Katilin kendi geçmişini gördüğü aynayı yok etmesi bir kişi ile açıklanacak bir durum değildir. Bilindiği gibi İngilizcedeki fren kelimesinin kökeni eski Yunancada phrên ve Kürtçede bhîr demektir. Bu kelimenin anlamı bilinçtir. Kürtçedeki pir kelimesi de aynı kökten gelmektedir. 

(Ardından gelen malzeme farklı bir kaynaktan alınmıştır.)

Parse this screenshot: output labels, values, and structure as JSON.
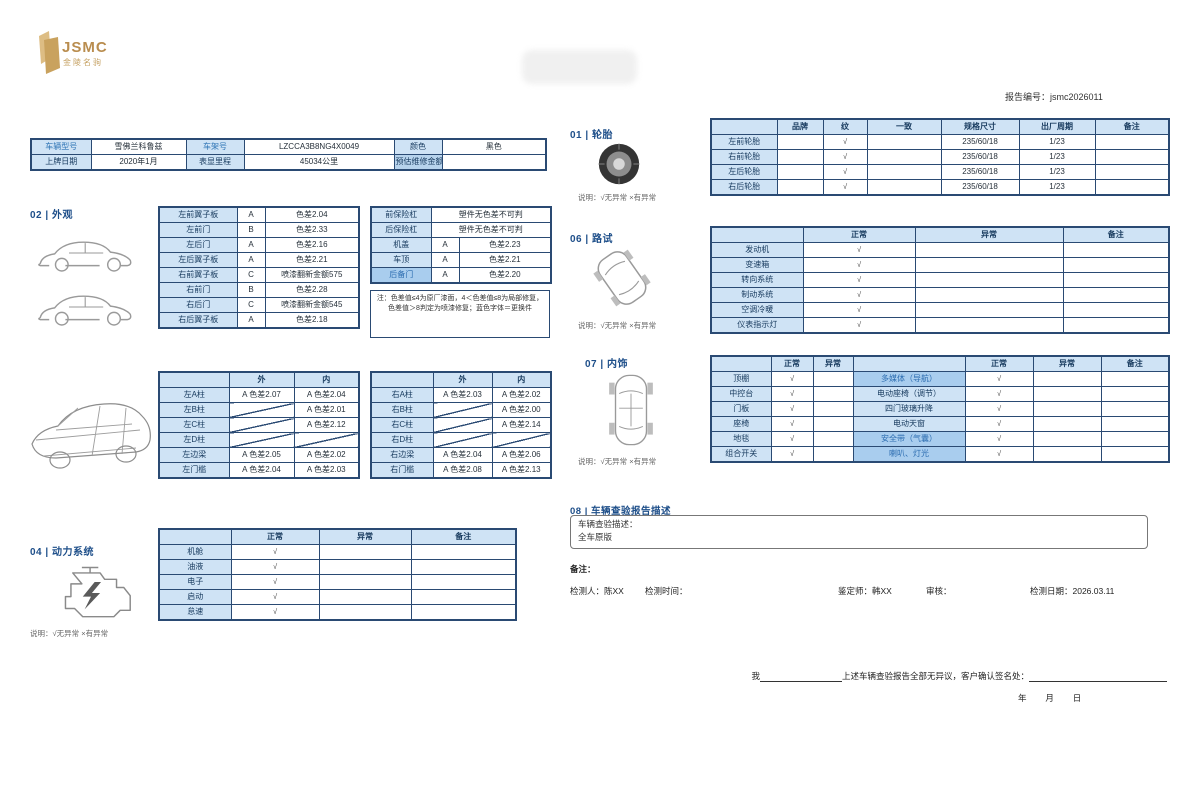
{
  "logo": {
    "brand": "JSMC",
    "subtitle": "金陵名驹"
  },
  "report_no": "报告编号：jsmc2026011",
  "caption_note": "说明：√无异常  ×有异常",
  "sections": {
    "s01": "01 | 轮胎",
    "s02": "02 | 外观",
    "s04": "04 | 动力系统",
    "s06": "06 | 路试",
    "s07": "07 | 内饰",
    "s08": "08 | 车辆查验报告描述"
  },
  "info": {
    "rows": [
      [
        {
          "t": "车辆型号",
          "c": "lb b"
        },
        {
          "t": "雪佛兰科鲁兹"
        },
        {
          "t": "车架号",
          "c": "lb b"
        },
        {
          "t": "LZCCA3B8NG4X0049"
        },
        {
          "t": "颜色",
          "c": "lb"
        },
        {
          "t": "黑色"
        }
      ],
      [
        {
          "t": "上牌日期",
          "c": "lb"
        },
        {
          "t": "2020年1月"
        },
        {
          "t": "表显里程",
          "c": "lb"
        },
        {
          "t": "45034公里"
        },
        {
          "t": "预估维修金额",
          "c": "lb d"
        },
        {
          "t": ""
        }
      ]
    ]
  },
  "exterior": {
    "left_rows": [
      [
        {
          "t": "左前翼子板",
          "c": "lb"
        },
        {
          "t": "A"
        },
        {
          "t": "色差2.04"
        }
      ],
      [
        {
          "t": "左前门",
          "c": "lb"
        },
        {
          "t": "B"
        },
        {
          "t": "色差2.33"
        }
      ],
      [
        {
          "t": "左后门",
          "c": "lb"
        },
        {
          "t": "A"
        },
        {
          "t": "色差2.16"
        }
      ],
      [
        {
          "t": "左后翼子板",
          "c": "lb"
        },
        {
          "t": "A"
        },
        {
          "t": "色差2.21"
        }
      ],
      [
        {
          "t": "右前翼子板",
          "c": "lb"
        },
        {
          "t": "C"
        },
        {
          "t": "喷漆翻新金额575"
        }
      ],
      [
        {
          "t": "右前门",
          "c": "lb"
        },
        {
          "t": "B"
        },
        {
          "t": "色差2.28"
        }
      ],
      [
        {
          "t": "右后门",
          "c": "lb"
        },
        {
          "t": "C"
        },
        {
          "t": "喷漆翻新金额545"
        }
      ],
      [
        {
          "t": "右后翼子板",
          "c": "lb"
        },
        {
          "t": "A"
        },
        {
          "t": "色差2.18"
        }
      ]
    ],
    "right_rows": [
      [
        {
          "t": "前保险杠",
          "c": "lb"
        },
        {
          "t": "塑件无色差不可判",
          "s": 2
        }
      ],
      [
        {
          "t": "后保险杠",
          "c": "lb"
        },
        {
          "t": "塑件无色差不可判",
          "s": 2
        }
      ],
      [
        {
          "t": "机盖",
          "c": "lb"
        },
        {
          "t": "A"
        },
        {
          "t": "色差2.23"
        }
      ],
      [
        {
          "t": "车顶",
          "c": "lb"
        },
        {
          "t": "A"
        },
        {
          "t": "色差2.21"
        }
      ],
      [
        {
          "t": "后备门",
          "c": "hl"
        },
        {
          "t": "A"
        },
        {
          "t": "色差2.20"
        }
      ]
    ],
    "note": "注：色差值≤4为原厂漆面，4＜色差值≤8为局部修复，色差值＞8判定为喷漆修复；蓝色字体＝更换件"
  },
  "frame": {
    "left_rows": [
      [
        {
          "t": "",
          "c": "lb"
        },
        {
          "t": "外",
          "c": "hd"
        },
        {
          "t": "内",
          "c": "hd"
        }
      ],
      [
        {
          "t": "左A柱",
          "c": "lb"
        },
        {
          "t": "A 色差2.07"
        },
        {
          "t": "A 色差2.04"
        }
      ],
      [
        {
          "t": "左B柱",
          "c": "lb"
        },
        {
          "t": "",
          "c": "dg"
        },
        {
          "t": "A 色差2.01"
        }
      ],
      [
        {
          "t": "左C柱",
          "c": "lb"
        },
        {
          "t": "",
          "c": "dg"
        },
        {
          "t": "A 色差2.12"
        }
      ],
      [
        {
          "t": "左D柱",
          "c": "lb"
        },
        {
          "t": "",
          "c": "dg"
        },
        {
          "t": "",
          "c": "dg"
        }
      ],
      [
        {
          "t": "左边梁",
          "c": "lb"
        },
        {
          "t": "A 色差2.05"
        },
        {
          "t": "A 色差2.02"
        }
      ],
      [
        {
          "t": "左门槛",
          "c": "lb"
        },
        {
          "t": "A 色差2.04"
        },
        {
          "t": "A 色差2.03"
        }
      ]
    ],
    "right_rows": [
      [
        {
          "t": "",
          "c": "lb"
        },
        {
          "t": "外",
          "c": "hd"
        },
        {
          "t": "内",
          "c": "hd"
        }
      ],
      [
        {
          "t": "右A柱",
          "c": "lb"
        },
        {
          "t": "A 色差2.03"
        },
        {
          "t": "A 色差2.02"
        }
      ],
      [
        {
          "t": "右B柱",
          "c": "lb"
        },
        {
          "t": "",
          "c": "dg"
        },
        {
          "t": "A 色差2.00"
        }
      ],
      [
        {
          "t": "右C柱",
          "c": "lb"
        },
        {
          "t": "",
          "c": "dg"
        },
        {
          "t": "A 色差2.14"
        }
      ],
      [
        {
          "t": "右D柱",
          "c": "lb"
        },
        {
          "t": "",
          "c": "dg"
        },
        {
          "t": "",
          "c": "dg"
        }
      ],
      [
        {
          "t": "右边梁",
          "c": "lb"
        },
        {
          "t": "A 色差2.04"
        },
        {
          "t": "A 色差2.06"
        }
      ],
      [
        {
          "t": "右门槛",
          "c": "lb"
        },
        {
          "t": "A 色差2.08"
        },
        {
          "t": "A 色差2.13"
        }
      ]
    ]
  },
  "power": {
    "rows": [
      [
        {
          "t": "",
          "c": "hd"
        },
        {
          "t": "正常",
          "c": "hd"
        },
        {
          "t": "异常",
          "c": "hd"
        },
        {
          "t": "备注",
          "c": "hd"
        }
      ],
      [
        {
          "t": "机舱",
          "c": "lb"
        },
        {
          "t": "√",
          "c": "tk"
        },
        {
          "t": ""
        },
        {
          "t": ""
        }
      ],
      [
        {
          "t": "油液",
          "c": "lb"
        },
        {
          "t": "√",
          "c": "tk"
        },
        {
          "t": ""
        },
        {
          "t": ""
        }
      ],
      [
        {
          "t": "电子",
          "c": "lb"
        },
        {
          "t": "√",
          "c": "tk"
        },
        {
          "t": ""
        },
        {
          "t": ""
        }
      ],
      [
        {
          "t": "启动",
          "c": "lb"
        },
        {
          "t": "√",
          "c": "tk"
        },
        {
          "t": ""
        },
        {
          "t": ""
        }
      ],
      [
        {
          "t": "怠速",
          "c": "lb"
        },
        {
          "t": "√",
          "c": "tk"
        },
        {
          "t": ""
        },
        {
          "t": ""
        }
      ]
    ]
  },
  "tires": {
    "rows": [
      [
        {
          "t": "",
          "c": "hd"
        },
        {
          "t": "品牌",
          "c": "hd"
        },
        {
          "t": "纹",
          "c": "hd"
        },
        {
          "t": "一致",
          "c": "hd"
        },
        {
          "t": "规格尺寸",
          "c": "hd"
        },
        {
          "t": "出厂周期",
          "c": "hd"
        },
        {
          "t": "备注",
          "c": "hd"
        }
      ],
      [
        {
          "t": "左前轮胎",
          "c": "lb"
        },
        {
          "t": ""
        },
        {
          "t": "√",
          "c": "tk"
        },
        {
          "t": ""
        },
        {
          "t": "235/60/18"
        },
        {
          "t": "1/23"
        },
        {
          "t": ""
        }
      ],
      [
        {
          "t": "右前轮胎",
          "c": "lb"
        },
        {
          "t": ""
        },
        {
          "t": "√",
          "c": "tk"
        },
        {
          "t": ""
        },
        {
          "t": "235/60/18"
        },
        {
          "t": "1/23"
        },
        {
          "t": ""
        }
      ],
      [
        {
          "t": "左后轮胎",
          "c": "lb"
        },
        {
          "t": ""
        },
        {
          "t": "√",
          "c": "tk"
        },
        {
          "t": ""
        },
        {
          "t": "235/60/18"
        },
        {
          "t": "1/23"
        },
        {
          "t": ""
        }
      ],
      [
        {
          "t": "右后轮胎",
          "c": "lb"
        },
        {
          "t": ""
        },
        {
          "t": "√",
          "c": "tk"
        },
        {
          "t": ""
        },
        {
          "t": "235/60/18"
        },
        {
          "t": "1/23"
        },
        {
          "t": ""
        }
      ]
    ]
  },
  "road_test": {
    "rows": [
      [
        {
          "t": "",
          "c": "hd"
        },
        {
          "t": "正常",
          "c": "hd"
        },
        {
          "t": "异常",
          "c": "hd"
        },
        {
          "t": "备注",
          "c": "hd"
        }
      ],
      [
        {
          "t": "发动机",
          "c": "lb"
        },
        {
          "t": "√",
          "c": "tk"
        },
        {
          "t": ""
        },
        {
          "t": ""
        }
      ],
      [
        {
          "t": "变速箱",
          "c": "lb"
        },
        {
          "t": "√",
          "c": "tk"
        },
        {
          "t": ""
        },
        {
          "t": ""
        }
      ],
      [
        {
          "t": "转向系统",
          "c": "lb"
        },
        {
          "t": "√",
          "c": "tk"
        },
        {
          "t": ""
        },
        {
          "t": ""
        }
      ],
      [
        {
          "t": "制动系统",
          "c": "lb"
        },
        {
          "t": "√",
          "c": "tk"
        },
        {
          "t": ""
        },
        {
          "t": ""
        }
      ],
      [
        {
          "t": "空调冷暖",
          "c": "lb"
        },
        {
          "t": "√",
          "c": "tk"
        },
        {
          "t": ""
        },
        {
          "t": ""
        }
      ],
      [
        {
          "t": "仪表指示灯",
          "c": "lb"
        },
        {
          "t": "√",
          "c": "tk"
        },
        {
          "t": ""
        },
        {
          "t": ""
        }
      ]
    ]
  },
  "interior": {
    "rows": [
      [
        {
          "t": "",
          "c": "hd"
        },
        {
          "t": "正常",
          "c": "hd"
        },
        {
          "t": "异常",
          "c": "hd"
        },
        {
          "t": "",
          "c": "hd"
        },
        {
          "t": "正常",
          "c": "hd"
        },
        {
          "t": "异常",
          "c": "hd"
        },
        {
          "t": "备注",
          "c": "hd"
        }
      ],
      [
        {
          "t": "顶棚",
          "c": "lb"
        },
        {
          "t": "√",
          "c": "tk"
        },
        {
          "t": ""
        },
        {
          "t": "多媒体（导航）",
          "c": "hl"
        },
        {
          "t": "√",
          "c": "tk"
        },
        {
          "t": ""
        },
        {
          "t": ""
        }
      ],
      [
        {
          "t": "中控台",
          "c": "lb"
        },
        {
          "t": "√",
          "c": "tk"
        },
        {
          "t": ""
        },
        {
          "t": "电动座椅（调节）",
          "c": "lb"
        },
        {
          "t": "√",
          "c": "tk"
        },
        {
          "t": ""
        },
        {
          "t": ""
        }
      ],
      [
        {
          "t": "门板",
          "c": "lb"
        },
        {
          "t": "√",
          "c": "tk"
        },
        {
          "t": ""
        },
        {
          "t": "四门玻璃升降",
          "c": "lb"
        },
        {
          "t": "√",
          "c": "tk"
        },
        {
          "t": ""
        },
        {
          "t": ""
        }
      ],
      [
        {
          "t": "座椅",
          "c": "lb"
        },
        {
          "t": "√",
          "c": "tk"
        },
        {
          "t": ""
        },
        {
          "t": "电动天窗",
          "c": "lb"
        },
        {
          "t": "√",
          "c": "tk"
        },
        {
          "t": ""
        },
        {
          "t": ""
        }
      ],
      [
        {
          "t": "地毯",
          "c": "lb"
        },
        {
          "t": "√",
          "c": "tk"
        },
        {
          "t": ""
        },
        {
          "t": "安全带（气囊）",
          "c": "hl"
        },
        {
          "t": "√",
          "c": "tk"
        },
        {
          "t": ""
        },
        {
          "t": ""
        }
      ],
      [
        {
          "t": "组合开关",
          "c": "lb"
        },
        {
          "t": "√",
          "c": "tk"
        },
        {
          "t": ""
        },
        {
          "t": "喇叭、灯光",
          "c": "hl"
        },
        {
          "t": "√",
          "c": "tk"
        },
        {
          "t": ""
        },
        {
          "t": ""
        }
      ]
    ]
  },
  "description": {
    "line1": "车辆查验描述：",
    "line2": "全车原版"
  },
  "remark_label": "备注：",
  "signature": {
    "inspector": "检测人：陈XX",
    "time": "检测时间：",
    "appraiser": "鉴定师：韩XX",
    "audit": "审核：",
    "date": "检测日期：2026.03.11"
  },
  "confirm": {
    "prefix": "我",
    "statement": "上述车辆查验报告全部无异议，客户确认签名处：",
    "date_line": "年        月        日"
  }
}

Pir kelimesinin ana tanrıça ile bağı gayet açıktır. Uygarlığı frenleyecek olgunun özgür kadın gerçeği olduğu belki de en fazla iktidar çevrelerince fark edilmiştir. Bu anlamda hedef alınan özgür kadın hareketinin değerli yoldaşları özgürlük bilincinin arketiplerini canlandırmıştır. Ülkeleri, bayrakları, savaşçıları vardır. Kurdistan ülkesi Ana tanrıça ülkesidir. Tarihin ilginç cilveleri yüzyılımızda tek tek gün ışığına çıkacaktır. Kürt destanındaki ünlü savaşçı Derwêş’in mızrağında Edûlê’nin saç örgüleri bağlıydı. Derwêş’in bayrağı Edûlê’nin saçıydı. Tarih günümüzde ve biz tarihin başında gizliyiz.